続テルマエ・ロマエ (2) / ヤマザキ マリ
あのルシウスが年寄りになって帰ってきた!?という『続テルマエ・ロマエ』の第2巻。第1巻の時も思ったが、人気作の安易な続編では決してないパワーアップした内容で大変に楽しい。まずなによりギャグ展開が相当に強化されており、スラップスティックの領域に達しているシーンもちらほらみられる。これ、作者のギャグスキルの上達もあるのだろうが、前作以上に楽しく描いているってこともあるんじゃないかな。それぞれの回において日本の様々な秘湯と時空が繋がりそれを紹介するというのも目新しく、さらに1話ごとに書かれた作者の秘湯紹介文が実に読ませてくれる。そもそもエッセイストとしてもレベルが高い人だから、コミックとエッセイの両方が楽しめるというわけだ。そして時空を超えちゃうのがルシウスだけに止まらないという新展開も、約束事に囚われない自由さを感じさせてくれた。こういった、前作を踏襲しながら新機軸も盛り込まれるという部分が非常に好印象で、これからの展開がさらに楽しみになってきた。

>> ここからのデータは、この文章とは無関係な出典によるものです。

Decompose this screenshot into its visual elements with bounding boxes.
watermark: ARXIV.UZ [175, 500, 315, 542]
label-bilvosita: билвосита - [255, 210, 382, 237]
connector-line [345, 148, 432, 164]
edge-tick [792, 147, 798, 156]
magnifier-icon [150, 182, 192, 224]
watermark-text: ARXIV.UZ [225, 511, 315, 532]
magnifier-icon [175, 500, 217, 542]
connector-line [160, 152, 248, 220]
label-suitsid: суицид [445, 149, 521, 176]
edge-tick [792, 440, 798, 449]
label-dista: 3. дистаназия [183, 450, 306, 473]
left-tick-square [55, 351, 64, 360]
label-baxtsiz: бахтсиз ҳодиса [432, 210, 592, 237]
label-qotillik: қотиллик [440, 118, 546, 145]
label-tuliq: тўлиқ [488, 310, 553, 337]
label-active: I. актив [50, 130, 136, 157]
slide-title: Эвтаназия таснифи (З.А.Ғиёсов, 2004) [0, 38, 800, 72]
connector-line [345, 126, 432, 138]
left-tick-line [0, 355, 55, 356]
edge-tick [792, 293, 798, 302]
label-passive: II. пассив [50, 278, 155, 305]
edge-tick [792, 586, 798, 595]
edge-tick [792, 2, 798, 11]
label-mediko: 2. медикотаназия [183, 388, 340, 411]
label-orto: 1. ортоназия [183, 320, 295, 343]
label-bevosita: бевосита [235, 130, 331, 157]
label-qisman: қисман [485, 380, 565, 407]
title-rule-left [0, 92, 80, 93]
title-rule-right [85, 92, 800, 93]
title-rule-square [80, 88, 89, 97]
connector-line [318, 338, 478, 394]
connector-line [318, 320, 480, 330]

スーパーボールガールズ (5) / 金城宗幸(原作), 平本アキラ(画)
謎のスーパーボールから生まれた美少女型生命体が、人類を守る者と破滅に導く者に分かれて抗争を繰り広げるSFストーリー。今作ではさらに、スーパーボールを合体させて生まれた巨大モンスターが登場し、さらなる破壊と熾烈な戦闘が描かれることになる。平本アキラは『監獄学園』において卓越した美少女描写とギャグ展開を見せてくれたが、金城宗幸という原作者を得ることで今度は最高にスピーディーなアクション描写が描ける漫画家であることを証明した。お話のほうは奇想天外すぎるきらいもあるのだが、この吹っ切れ方があるからこそ十分に読ませるコミックとなっている。あと例によって十分にエロいのだが、彼女らってみんな人間じゃないのでいやらしくはない、というのも面白い。
戦車椅子‐TANK CHAIR‐(8)/ やしろ学
半身不随となった最強の殺し屋少年が、兵器化した車椅子を操って襲い来る敵をなぎ倒してゆく、というSFバイオレンスストーリー。というよりこの設定から世界観がどんどんと広がってゆき、殺伐としたサイバーパンク世界と次々と登場するユニークなキャラが魅力的な作品だ。なにより研ぎ澄まされたグラフィックが素晴らしく、このグラフィックを眺めているだけで楽しめるのだ。そういった部分で凡百のバトル系コミックより一歩抜きんでた作品だと思う。
タワーダンジョン(4)/ 弐瓶勉
弐瓶勉によるゴシックダークファンタジーコミック第4巻。”迷宮に囚われた姫を妖術師から救出する騎士”というある意味ありふれたファンタジーストーリーの骨子を持ちながら、そこからどれだけ逸脱し尚且つ魅力ある物語に仕立てるのかがこの作品の目的となるところだろう。それは暗く異様なダンジョンや、おぞましい姿をもつ敵モンスターとの熾烈な戦闘描写、それぞれに背景を持つキャラクター造形に負うところが大きいけれども、それだけならどんなファンタジーストーリーでもやっていることだ。それらと差別化しているのはなによりその独特のグラフィックにあるだろう。描き過ぎず単純化し過ぎてもいない味わい深い描線が素晴らしいのだ。全篇通してスクリーントーンも1種類しか使わない徹底ぶり。最高に魅力的なグラフィックで読ませるコミックだ。